'I Need My Mom': Yemeni Teens, Children Protest Muslim Ban
On Thursday, hundreds of Yemeni-owned bodegas in New York City shut down—many for the first time in years—in protest of Trump's recent immigration restrictions. We attended the rally at Borough Hall and talked to some of the families in attendance.
All photos by Brandon John
In New York, bodegas are notorious for remaining open when the rest of the city has fallen asleep or hidden away from impending storms. But on Thursday, hundreds of Yemeni-owned and operated bodegas closed their doors in protest of Trump's recent anti-Muslim immigration restrictions. Shortly after 5 PM, the Yemeni community rallied at Borough Hall, where individuals and families chanted, sang songs, and held signs in protest.

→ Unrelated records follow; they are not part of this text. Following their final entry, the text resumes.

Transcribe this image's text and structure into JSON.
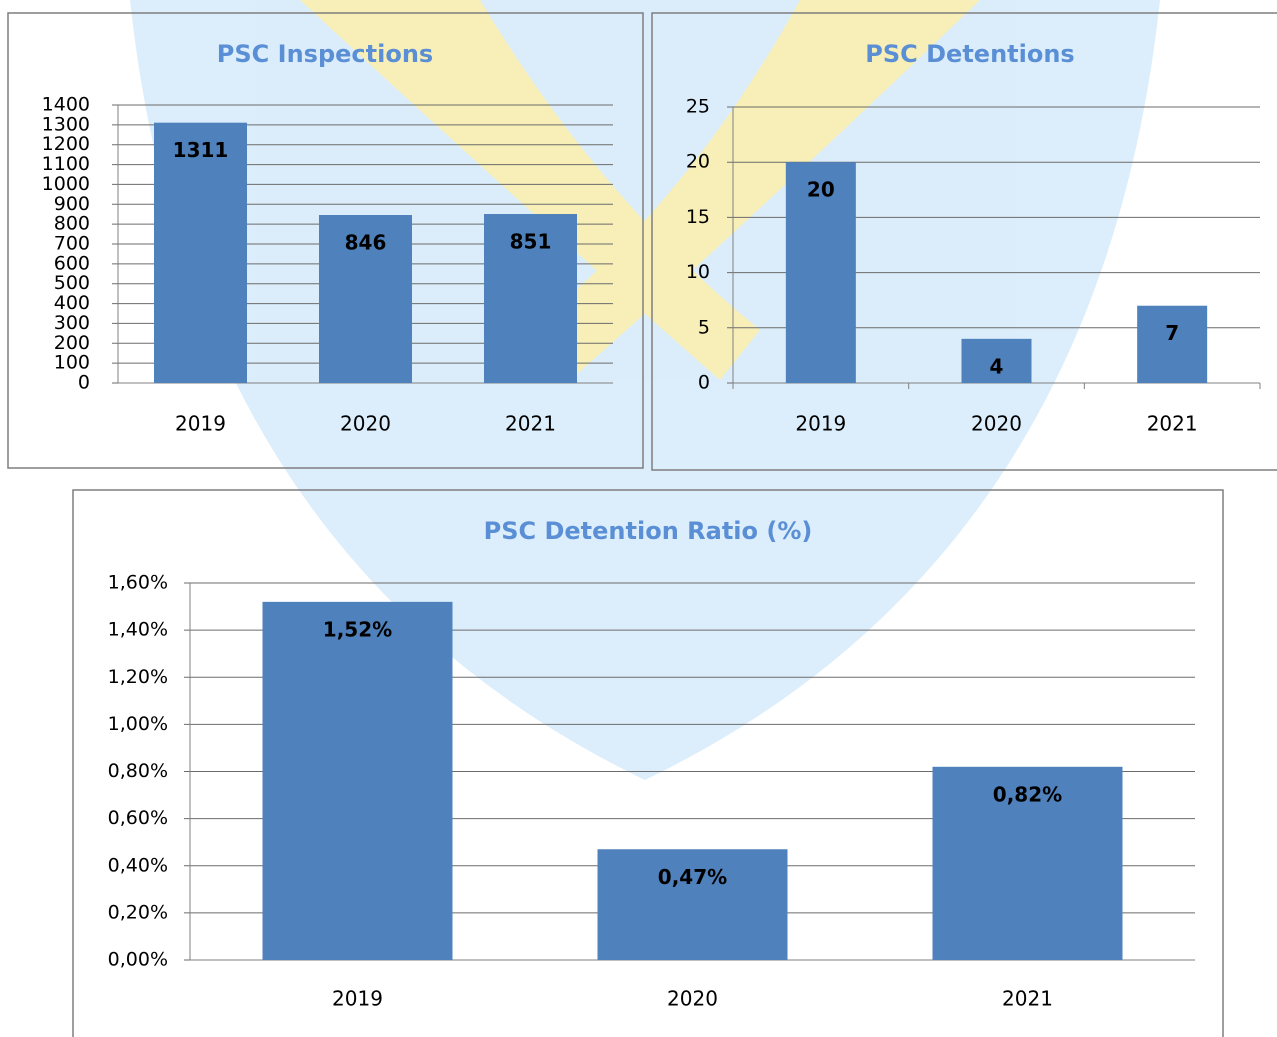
{
  "chart_data": [
    {
      "type": "bar",
      "title": "PSC Inspections",
      "categories": [
        "2019",
        "2020",
        "2021"
      ],
      "values": [
        1311,
        846,
        851
      ],
      "color": "#4f81bd",
      "ylim": [
        0,
        1400
      ],
      "yticks": [
        0,
        100,
        200,
        300,
        400,
        500,
        600,
        700,
        800,
        900,
        1000,
        1100,
        1200,
        1300,
        1400
      ],
      "grid": true
    },
    {
      "type": "bar",
      "title": "PSC Detentions",
      "categories": [
        "2019",
        "2020",
        "2021"
      ],
      "values": [
        20,
        4,
        7
      ],
      "color": "#4f81bd",
      "ylim": [
        0,
        25
      ],
      "yticks": [
        0,
        5,
        10,
        15,
        20,
        25
      ],
      "grid": true
    },
    {
      "type": "bar",
      "title": "PSC Detention Ratio (%)",
      "categories": [
        "2019",
        "2020",
        "2021"
      ],
      "values": [
        1.52,
        0.47,
        0.82
      ],
      "value_labels": [
        "1,52%",
        "0,47%",
        "0,82%"
      ],
      "color": "#4f81bd",
      "ylim": [
        0,
        1.6
      ],
      "yticks": [
        {
          "value": 0,
          "label": "0,00%"
        },
        {
          "value": 0.2,
          "label": "0,20%"
        },
        {
          "value": 0.4,
          "label": "0,40%"
        },
        {
          "value": 0.6,
          "label": "0,60%"
        },
        {
          "value": 0.8,
          "label": "0,80%"
        },
        {
          "value": 1.0,
          "label": "1,00%"
        },
        {
          "value": 1.2,
          "label": "1,20%"
        },
        {
          "value": 1.4,
          "label": "1,40%"
        },
        {
          "value": 1.6,
          "label": "1,60%"
        }
      ],
      "grid": true
    }
  ]
}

Hoisted up on shoulders or hand-in-hand with friends, children and teens joined in and carried their own signs, many of which spoke to how the ban threatens to separate their families.
Thirteen-year-old Fabook explained that his mom is currently stuck in Yemen. "It's not right," he said. "I need my mom here in America with me."
Carrying a sign that read, "HATE WILL NEVER MAKE US GREAT," 15-year-old Khaled said if he could tell President Trump anything, it would be that, "we are peaceful."